#### Read Train Data

In [95]:
import pandas as pd
import json

# Read the JSON data from the file
with open('train_data.json', 'r') as json_file:
    data = json.load(json_file)

# Create a list to store tag and patterns
tag_patterns_list = []

# Extract "tag" and "patterns" from each JSON object
for item in data:
    tag = item["tag"]
    patterns = item["patterns"]
    tag_patterns_list.append({"patterns": patterns[0] if patterns else "", "tag": tag})

# Create a DataFrame with "patterns" as the first column and "tag" as the second column
df = pd.DataFrame(tag_patterns_list)

# Display the DataFrame
df['patterns'][26]


"how can i initiate a return for a product that i purchased if i'm not satisfied"

In [96]:
# product_availability, return_initiation

#### Read Test Data

In [97]:
import pandas as pd

# Initialize an empty list to store tag and patterns
tag_patterns_list = []

# Read data from the test_data.txt file
with open('test_data.txt', 'r') as file:
    for line in file:
        line = line.strip()  # Remove leading/trailing whitespace
        tag, patterns = line.split(',', 1)  # Split into tag and patterns
        tag = tag.strip('"')  # Remove double quotes around tag
        tag_patterns_list.append({"patterns": patterns.strip('"'), "tag": tag})  # Swap tag and patterns

# Create a DataFrame for the test data with the desired order
test_df = pd.DataFrame(tag_patterns_list)

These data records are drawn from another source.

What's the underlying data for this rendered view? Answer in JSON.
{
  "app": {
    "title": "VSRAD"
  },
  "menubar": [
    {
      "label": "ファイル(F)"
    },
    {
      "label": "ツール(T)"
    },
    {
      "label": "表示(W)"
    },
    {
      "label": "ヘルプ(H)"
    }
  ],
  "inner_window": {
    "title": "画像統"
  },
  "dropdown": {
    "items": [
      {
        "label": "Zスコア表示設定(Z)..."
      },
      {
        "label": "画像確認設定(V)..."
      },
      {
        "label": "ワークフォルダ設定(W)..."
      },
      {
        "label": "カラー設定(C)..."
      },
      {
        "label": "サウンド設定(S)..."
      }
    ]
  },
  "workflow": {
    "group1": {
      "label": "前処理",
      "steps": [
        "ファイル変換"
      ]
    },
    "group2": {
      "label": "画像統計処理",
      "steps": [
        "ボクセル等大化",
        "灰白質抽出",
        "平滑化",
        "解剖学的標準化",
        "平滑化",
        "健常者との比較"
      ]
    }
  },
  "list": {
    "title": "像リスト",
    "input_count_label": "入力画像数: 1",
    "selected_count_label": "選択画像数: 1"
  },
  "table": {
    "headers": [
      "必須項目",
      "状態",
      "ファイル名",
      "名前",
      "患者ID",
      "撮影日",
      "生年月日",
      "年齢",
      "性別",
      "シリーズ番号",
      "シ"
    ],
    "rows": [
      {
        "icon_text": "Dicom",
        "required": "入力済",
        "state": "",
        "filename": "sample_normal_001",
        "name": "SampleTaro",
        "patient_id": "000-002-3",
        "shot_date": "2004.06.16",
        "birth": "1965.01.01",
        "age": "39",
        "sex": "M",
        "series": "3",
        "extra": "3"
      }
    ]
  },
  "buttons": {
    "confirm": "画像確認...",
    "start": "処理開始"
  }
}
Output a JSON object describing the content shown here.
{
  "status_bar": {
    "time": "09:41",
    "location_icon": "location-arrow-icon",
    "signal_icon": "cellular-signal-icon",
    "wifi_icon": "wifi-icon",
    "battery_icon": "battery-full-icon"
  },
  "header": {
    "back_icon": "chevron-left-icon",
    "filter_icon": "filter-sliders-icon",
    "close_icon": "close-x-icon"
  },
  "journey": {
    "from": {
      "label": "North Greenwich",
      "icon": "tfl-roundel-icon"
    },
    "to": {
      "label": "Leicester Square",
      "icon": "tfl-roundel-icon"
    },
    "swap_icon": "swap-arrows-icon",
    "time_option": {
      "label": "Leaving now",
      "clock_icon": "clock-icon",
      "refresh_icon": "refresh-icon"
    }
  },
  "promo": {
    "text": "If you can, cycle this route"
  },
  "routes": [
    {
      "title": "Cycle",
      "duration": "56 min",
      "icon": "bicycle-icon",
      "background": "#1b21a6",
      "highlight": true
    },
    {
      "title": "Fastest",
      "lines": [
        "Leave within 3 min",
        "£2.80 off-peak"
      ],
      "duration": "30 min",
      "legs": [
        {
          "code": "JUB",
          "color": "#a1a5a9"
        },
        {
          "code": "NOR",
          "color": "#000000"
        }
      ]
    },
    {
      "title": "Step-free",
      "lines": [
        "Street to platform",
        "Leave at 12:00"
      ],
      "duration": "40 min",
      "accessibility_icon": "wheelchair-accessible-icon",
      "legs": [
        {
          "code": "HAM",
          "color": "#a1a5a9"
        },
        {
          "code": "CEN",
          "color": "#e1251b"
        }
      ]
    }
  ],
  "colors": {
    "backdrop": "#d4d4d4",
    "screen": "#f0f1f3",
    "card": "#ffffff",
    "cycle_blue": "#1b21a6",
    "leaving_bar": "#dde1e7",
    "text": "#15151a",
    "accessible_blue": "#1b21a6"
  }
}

# Display the modified DataFrame for the test data
test_df

Unnamed: 0,patterns,tag
0,Is there a warranty for this product?,product_warranty
1,What is the return policy if I'm not satisfied...,product_return
2,Do you provide free shipping?,product_free_shipping
3,Are there any discount codes available?,product_discount
4,Are payments via Google Wallet accepted?,payment_google
...,...,...
62,When can I expect my order to arrive?,delivery_date
63,What is the estimated delivery date?,delivery_date
64,What are the features of the latest model of {...,last_model_features
65,Can you provide a list of the best-selling pro...,product_list


## Establish Random Forest classifier

In [104]:
import nltk
import string
import random
from nltk.util import ngrams
from nltk.tokenize import word_tokenize
from nltk import pos_tag
from sklearn.feature_extraction import DictVectorizer
from sklearn.ensemble import RandomForestClassifier

# Define a function to preprocess text into bigrams
def preprocess_text(text):
    # Tokenize data
    tokens = nltk.word_tokenize(text)

    # Lowercase all words
    tokens = [word.lower() for word in tokens]

    # Remove stopwords and punctuation
    stop_words = set(nltk.corpus.stopwords.words('english'))
    tokens = [word for word in tokens if word not in stop_words and word not in string.punctuation]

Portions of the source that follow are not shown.